(playing of Banking Queen song)
I’m still thinking here, ladies and gentlemen, about the community food alliance of Palm Beach County and 211. That’s what you call up here, anything from suicide to out of food stamps. And I’m thinking for $83 million, you get a live human being to answer the phone. You get two live human beings, one in Spanish and one in English. Oh, yeah. The Barney Frank update. This is from Byron York at the DC Examiner today: ‘When President Obama announced on June 9 that some financial institutions would be allowed to repay Troubled Asset Relief Program dollars, he said the massively expensive TARP bailout had made money for the federal government.’ Big whoop. (laughing) Did you see the deficit? This is what I mean. ‘The economy’s coming back.’ We’re at 9.5% unemployment! ‘TARP profits made money for the government.’ We have deficits over $2 trillion this year alone! ‘It is worth noting,’ the president said, ‘that in the first round of repayments from these [TARP recipients], the government has actually turned a profit.’
‘But now Rep. Barney Frank, the chairman of the House Financial Services Committee,’ the man largely responsible with Christopher Dodd in the Senate for the subprime lending fiasco and crisis ‘has come up with a proposal to spend any TARP profits before they can be returned to the taxpayers. Last Friday, Frank introduced the ‘TARP for Main Street Act of 2009,’ a bill that would take profits from the program and immediately redirect them toward housing proposals favored by Frank and some fellow Democrats.’ Just recycle the problem. ‘In exchange for receiving TARP money, financial institutions were required to hand over shares of preferred stock that paid a dividend for the government.’ So they were forced to take the bailout money, when they wanted to give it back they had to give up equity.
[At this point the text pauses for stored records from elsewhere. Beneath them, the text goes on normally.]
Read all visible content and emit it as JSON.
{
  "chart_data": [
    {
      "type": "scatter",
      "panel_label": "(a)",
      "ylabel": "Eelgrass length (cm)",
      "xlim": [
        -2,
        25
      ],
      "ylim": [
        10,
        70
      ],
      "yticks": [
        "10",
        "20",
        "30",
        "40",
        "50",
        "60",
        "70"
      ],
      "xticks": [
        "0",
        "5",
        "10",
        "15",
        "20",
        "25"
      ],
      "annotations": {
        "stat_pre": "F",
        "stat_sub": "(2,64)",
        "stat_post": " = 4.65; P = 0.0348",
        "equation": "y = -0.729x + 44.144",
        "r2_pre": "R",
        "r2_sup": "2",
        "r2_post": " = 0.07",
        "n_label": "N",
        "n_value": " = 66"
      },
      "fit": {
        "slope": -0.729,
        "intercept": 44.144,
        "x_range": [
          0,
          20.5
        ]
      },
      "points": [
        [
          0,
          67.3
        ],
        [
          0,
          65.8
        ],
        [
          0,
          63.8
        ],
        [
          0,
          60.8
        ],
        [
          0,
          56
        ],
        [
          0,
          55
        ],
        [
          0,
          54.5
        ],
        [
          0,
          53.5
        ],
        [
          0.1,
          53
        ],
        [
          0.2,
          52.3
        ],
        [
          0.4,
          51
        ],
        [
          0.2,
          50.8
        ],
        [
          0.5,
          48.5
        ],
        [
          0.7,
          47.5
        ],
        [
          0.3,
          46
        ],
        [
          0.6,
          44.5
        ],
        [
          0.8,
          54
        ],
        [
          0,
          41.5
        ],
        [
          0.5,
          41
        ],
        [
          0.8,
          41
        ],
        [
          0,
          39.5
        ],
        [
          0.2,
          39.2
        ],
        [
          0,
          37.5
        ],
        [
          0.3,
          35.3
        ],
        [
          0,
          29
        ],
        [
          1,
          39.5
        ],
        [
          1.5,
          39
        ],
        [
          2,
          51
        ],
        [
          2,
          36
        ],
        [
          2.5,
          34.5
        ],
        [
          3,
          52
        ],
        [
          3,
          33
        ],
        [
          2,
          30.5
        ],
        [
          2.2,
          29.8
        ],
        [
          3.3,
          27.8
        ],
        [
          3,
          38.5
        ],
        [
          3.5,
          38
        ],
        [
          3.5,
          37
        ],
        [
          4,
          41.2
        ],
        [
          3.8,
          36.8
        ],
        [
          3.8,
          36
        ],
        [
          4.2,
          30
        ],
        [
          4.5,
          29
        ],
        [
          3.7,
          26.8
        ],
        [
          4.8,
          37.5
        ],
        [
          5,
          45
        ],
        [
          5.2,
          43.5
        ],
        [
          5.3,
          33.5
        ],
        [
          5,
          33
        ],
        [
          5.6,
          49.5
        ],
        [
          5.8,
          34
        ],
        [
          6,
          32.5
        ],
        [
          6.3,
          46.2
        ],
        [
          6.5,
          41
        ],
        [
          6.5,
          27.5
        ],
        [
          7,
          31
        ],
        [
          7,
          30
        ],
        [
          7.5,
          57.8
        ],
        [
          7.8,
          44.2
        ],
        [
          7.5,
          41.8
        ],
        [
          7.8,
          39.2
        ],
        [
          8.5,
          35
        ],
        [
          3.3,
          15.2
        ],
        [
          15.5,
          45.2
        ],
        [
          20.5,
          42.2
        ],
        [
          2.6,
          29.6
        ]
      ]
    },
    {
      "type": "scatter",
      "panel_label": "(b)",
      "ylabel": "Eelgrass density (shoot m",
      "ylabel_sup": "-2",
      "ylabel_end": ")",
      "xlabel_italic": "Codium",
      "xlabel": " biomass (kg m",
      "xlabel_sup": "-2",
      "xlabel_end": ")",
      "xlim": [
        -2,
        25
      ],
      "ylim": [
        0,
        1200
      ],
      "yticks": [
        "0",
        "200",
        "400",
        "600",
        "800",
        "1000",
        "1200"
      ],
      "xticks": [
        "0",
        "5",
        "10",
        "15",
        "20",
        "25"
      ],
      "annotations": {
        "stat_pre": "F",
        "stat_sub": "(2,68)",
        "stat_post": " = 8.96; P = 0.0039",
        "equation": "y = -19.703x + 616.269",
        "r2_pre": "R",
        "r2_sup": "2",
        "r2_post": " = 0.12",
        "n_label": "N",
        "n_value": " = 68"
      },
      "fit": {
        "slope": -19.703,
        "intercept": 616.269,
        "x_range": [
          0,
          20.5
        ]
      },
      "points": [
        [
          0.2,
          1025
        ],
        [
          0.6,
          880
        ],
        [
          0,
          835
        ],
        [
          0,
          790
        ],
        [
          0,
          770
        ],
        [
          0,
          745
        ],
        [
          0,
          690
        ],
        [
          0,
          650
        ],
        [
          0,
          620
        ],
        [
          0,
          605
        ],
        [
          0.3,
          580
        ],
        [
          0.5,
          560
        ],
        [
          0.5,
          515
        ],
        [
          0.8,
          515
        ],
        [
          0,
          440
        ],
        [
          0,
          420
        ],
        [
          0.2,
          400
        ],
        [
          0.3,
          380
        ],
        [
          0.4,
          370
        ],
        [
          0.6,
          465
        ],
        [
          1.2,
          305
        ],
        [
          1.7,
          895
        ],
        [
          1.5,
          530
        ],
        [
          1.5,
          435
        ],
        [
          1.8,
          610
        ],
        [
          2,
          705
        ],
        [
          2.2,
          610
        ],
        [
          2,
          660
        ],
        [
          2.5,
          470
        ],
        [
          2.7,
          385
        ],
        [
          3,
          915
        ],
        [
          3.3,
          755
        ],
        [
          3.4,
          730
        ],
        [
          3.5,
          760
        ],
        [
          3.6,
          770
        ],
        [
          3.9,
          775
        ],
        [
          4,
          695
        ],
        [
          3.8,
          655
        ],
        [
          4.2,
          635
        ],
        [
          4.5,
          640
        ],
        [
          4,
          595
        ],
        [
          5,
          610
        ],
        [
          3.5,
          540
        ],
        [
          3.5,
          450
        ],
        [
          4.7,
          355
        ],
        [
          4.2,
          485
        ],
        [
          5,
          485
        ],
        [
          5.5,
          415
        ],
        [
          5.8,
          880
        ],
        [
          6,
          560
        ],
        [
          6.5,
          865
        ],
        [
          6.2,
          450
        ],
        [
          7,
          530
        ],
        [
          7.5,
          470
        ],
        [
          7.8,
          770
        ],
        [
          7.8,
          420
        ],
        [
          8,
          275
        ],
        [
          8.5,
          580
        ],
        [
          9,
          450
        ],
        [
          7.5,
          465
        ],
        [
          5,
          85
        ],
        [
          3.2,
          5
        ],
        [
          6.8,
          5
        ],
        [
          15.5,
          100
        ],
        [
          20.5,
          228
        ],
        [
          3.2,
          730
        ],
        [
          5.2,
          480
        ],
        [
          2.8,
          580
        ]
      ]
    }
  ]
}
‘In theory, if a financial institution paid the dividend faithfully, and then repaid the TARP money, then the government would turn a profit,’ on that exchange. ‘Last month, the General Accountability Office (GAO) reported that, through June 12, 2009, the government had received $6.2 billion in dividend payments. The original TARP legislation required that money made from the program ‘shall be paid into the general fund of the Treasury for reduction of the public debt,” but now Barney Frank wants to spend it before it gets to the Treasury! (laughing) I’m sorry, folks. I can’t stop laughing about all this stuff. I mean, I’m angry as you are about it. It is just so brazen. It’s so out-in-the-open for everybody to see.